Sunday, June 16, 2019

But Charmed As Well




I was reminded that it was Father’s Day towards the end of my Father’s Day.  I’d been down in Shanghai teaching, for the last for weeks straight.  I’d come home on the weekends and head back down Sunday night.  But this weekend I plowed through a three-day course and so my time away was further extended.  Somewhere on my ride out to the airport I got the first and then the second wechat message, wishing me a happy Father’s Day. 

Living in Asia, this gives you plenty of time to prepare and be early for the call back home to my own father.  And then over to my step father as well.  Indeed I was early enough to be able to pivot and annoy my sister, suggesting that it was “already” 9:00AM and that she might perhaps have forgotten to call our dad, on the Hallmark Day of Obligation.



I didn’t reach home till 2:00AM.  In a routine that seems to happen whenever I reach the airport, I text my wife when I land.  Let’s say that’s 1:00AM.   And, as I’ve complained about numerous times, the folks at Air China never park their planes, at least from Shanghai, in the domestic gates.  They park them in the international section or somewhere on the tarmac and then bus all the passengers into the domestic baggage claim area.  I wait for luggage, get luggage, call a DiDi, wait for a DiDi and only then speed off home.  And it’s usually around this time, my wife calls and says, “how could it be that you’re not home yet?”
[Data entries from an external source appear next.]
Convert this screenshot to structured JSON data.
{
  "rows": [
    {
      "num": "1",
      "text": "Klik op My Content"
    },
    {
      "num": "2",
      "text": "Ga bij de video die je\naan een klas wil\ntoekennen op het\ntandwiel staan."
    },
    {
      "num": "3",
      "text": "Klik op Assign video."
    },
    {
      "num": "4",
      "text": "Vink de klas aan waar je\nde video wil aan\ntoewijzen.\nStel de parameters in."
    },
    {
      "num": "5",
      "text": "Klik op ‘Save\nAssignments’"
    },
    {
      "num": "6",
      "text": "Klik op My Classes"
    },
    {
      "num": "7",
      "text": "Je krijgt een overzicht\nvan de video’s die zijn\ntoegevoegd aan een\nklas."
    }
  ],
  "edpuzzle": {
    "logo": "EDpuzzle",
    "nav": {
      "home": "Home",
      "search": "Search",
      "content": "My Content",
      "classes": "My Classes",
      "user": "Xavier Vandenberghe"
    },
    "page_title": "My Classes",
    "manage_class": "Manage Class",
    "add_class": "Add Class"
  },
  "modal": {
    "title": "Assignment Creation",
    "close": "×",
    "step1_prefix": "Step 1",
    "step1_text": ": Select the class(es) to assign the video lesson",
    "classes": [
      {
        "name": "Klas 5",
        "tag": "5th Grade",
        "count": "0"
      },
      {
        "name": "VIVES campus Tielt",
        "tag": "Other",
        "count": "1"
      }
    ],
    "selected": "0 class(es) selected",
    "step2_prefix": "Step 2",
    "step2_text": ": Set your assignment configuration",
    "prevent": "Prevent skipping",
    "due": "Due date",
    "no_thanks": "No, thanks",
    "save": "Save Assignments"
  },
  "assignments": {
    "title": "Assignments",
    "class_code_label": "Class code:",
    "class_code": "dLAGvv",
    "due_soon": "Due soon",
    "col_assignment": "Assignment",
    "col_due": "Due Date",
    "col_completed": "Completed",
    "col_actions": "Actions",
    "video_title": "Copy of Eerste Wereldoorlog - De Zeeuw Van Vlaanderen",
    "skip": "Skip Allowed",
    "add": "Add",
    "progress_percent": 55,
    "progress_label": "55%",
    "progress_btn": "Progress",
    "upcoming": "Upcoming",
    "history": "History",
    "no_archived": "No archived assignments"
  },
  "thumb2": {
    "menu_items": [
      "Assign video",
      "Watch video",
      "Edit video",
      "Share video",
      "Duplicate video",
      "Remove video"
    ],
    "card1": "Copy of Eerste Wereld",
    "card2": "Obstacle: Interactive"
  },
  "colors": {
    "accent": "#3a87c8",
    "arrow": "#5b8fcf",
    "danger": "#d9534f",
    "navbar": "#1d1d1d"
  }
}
When I got home my wife was still awake, but the girls were asleep.  And on my desk was an invitation to play a game:  follow these clues to find the next one.  I was pretty tired but charmed as well and intrigued about finding the first clue.  “Go look at the Lonely Planets” There are literally forty on the shelf.  But there inside one of the ones on the top was the next clue.  I made it through a few until I was stumped with one that told me to find one associated with “dogs”, that I had read to her.  It was only this morning that she was able to explain to me that I should have considered Conan Doyle’s “Hound of the Baskervilles.”   How lucky I felt there, alone, tired, searching my book shelves at the end of Father’s Day.